What my point is, is that at any point this year you could make a life altering decision. Not to scare you, this shouldn't be anything that scares you. For instance, this....
This is the first group of targets that I have shot in 2020. A perfect score on this target is a 300. Now the target on the left is a 294. Now you would think, "oh that's a good score!" and for shooting bowhunter, that's actually a great score, but I have always wanted to shoot a perfect score with my bowhunter set up. Now in shooting this left target, I felt that I could shoot better, though my highest score has been a 295. I always knew that I could reach a 300, but in archery every point matters and sometimes, especially in the 295-300 score region, it takes every ounce of practice to make that five point difference. I decided to shoot another round. I felt that I could do better and I thought to myself, if I shoot another 294 or 295, then I am just shooting my average and that's great, but if I shoot better, then that would make my confidence even better! Well, then the second target happened... a 299! Now of course, that isn't a 300 like I wanted. It was all in the last arrow. The last arrow I dropped my only point, because I had realized I was one arrow away from accomplishing my goal.

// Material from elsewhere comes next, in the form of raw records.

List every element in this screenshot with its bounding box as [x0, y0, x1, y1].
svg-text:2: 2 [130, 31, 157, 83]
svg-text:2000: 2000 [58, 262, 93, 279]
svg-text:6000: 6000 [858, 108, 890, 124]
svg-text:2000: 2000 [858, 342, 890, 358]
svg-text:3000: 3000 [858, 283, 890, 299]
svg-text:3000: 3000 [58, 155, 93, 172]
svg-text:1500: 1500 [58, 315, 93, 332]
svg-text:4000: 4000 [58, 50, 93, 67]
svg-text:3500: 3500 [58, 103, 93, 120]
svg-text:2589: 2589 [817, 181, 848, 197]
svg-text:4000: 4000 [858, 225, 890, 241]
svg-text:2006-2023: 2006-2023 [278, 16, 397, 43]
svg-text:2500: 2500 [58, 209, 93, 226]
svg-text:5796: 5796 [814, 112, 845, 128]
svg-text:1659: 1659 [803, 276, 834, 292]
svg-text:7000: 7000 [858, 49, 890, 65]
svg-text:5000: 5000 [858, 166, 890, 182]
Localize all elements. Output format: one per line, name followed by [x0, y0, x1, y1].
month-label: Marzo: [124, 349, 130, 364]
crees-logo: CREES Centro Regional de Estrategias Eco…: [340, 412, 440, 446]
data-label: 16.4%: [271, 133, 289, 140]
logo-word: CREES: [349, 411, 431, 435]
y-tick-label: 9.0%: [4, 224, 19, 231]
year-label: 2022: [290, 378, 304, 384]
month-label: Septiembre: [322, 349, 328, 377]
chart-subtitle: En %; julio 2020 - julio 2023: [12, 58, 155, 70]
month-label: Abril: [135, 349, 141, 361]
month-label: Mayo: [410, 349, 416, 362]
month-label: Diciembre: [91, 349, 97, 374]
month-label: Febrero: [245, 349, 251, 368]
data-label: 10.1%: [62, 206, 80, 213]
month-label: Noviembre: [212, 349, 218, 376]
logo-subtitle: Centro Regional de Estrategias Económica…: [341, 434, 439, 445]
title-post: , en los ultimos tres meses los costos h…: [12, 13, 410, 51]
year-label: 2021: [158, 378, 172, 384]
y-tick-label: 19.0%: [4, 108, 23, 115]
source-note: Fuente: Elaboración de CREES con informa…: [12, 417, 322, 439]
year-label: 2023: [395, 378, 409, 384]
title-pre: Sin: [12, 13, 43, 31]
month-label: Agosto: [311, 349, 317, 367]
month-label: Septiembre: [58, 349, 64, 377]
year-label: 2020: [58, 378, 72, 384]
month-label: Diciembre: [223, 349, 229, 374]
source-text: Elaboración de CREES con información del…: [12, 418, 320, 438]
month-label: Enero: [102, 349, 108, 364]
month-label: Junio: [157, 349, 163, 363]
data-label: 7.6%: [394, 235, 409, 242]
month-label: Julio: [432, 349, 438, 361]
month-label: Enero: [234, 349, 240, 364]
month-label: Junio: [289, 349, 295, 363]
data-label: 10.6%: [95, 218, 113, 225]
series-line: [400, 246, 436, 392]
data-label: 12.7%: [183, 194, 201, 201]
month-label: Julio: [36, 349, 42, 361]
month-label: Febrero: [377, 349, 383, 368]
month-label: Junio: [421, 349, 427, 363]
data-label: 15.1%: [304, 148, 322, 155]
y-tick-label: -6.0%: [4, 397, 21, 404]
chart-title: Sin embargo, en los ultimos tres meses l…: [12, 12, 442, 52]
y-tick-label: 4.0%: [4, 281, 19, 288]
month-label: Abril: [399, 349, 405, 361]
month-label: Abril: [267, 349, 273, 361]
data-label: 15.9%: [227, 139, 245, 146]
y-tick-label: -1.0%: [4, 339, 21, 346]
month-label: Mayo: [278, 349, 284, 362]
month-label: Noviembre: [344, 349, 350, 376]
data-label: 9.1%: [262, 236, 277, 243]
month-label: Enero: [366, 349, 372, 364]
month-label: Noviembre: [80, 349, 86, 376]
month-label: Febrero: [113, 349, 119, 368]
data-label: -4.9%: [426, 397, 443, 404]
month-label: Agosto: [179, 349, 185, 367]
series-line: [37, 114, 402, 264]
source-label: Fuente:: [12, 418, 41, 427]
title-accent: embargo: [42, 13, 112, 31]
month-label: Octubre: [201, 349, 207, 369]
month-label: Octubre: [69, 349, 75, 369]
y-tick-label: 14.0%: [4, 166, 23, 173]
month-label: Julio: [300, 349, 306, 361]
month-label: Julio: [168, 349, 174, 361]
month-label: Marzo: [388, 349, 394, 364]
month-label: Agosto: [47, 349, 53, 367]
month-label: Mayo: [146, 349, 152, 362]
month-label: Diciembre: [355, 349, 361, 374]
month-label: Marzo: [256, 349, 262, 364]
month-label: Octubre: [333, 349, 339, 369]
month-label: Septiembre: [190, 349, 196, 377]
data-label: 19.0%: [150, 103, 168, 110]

Now sure, I didn't accomplish my goal yet, but I thought that I had gone into a rut only shooting 294s and 295s with the occasional 293. If I hadn't decided to shoot that second round, I would have never shot the 299. Then I would have never realized how close I actually was to achieving my goal. I would have still thought that I was stuck in my rut.
That was the second day of the new year and the new decade. What else will 2020 bring?
So make good decisions. Think about what you are doing, but make sure you can be relaxed about what you are doing. In the archery world, that's the true difference between the 295 and the 299 and then really that one arrow that separates the 299 from the 300. So be relaxed, be calm, and I can't wait to see what 2020 has in store and where the new decade will take us!
I just wanted to end on this little silly note. We have a chicken and she is almost a year old now and I thought to myself, "wow she hasn't even lived a year yet and she has already experienced two different decades!"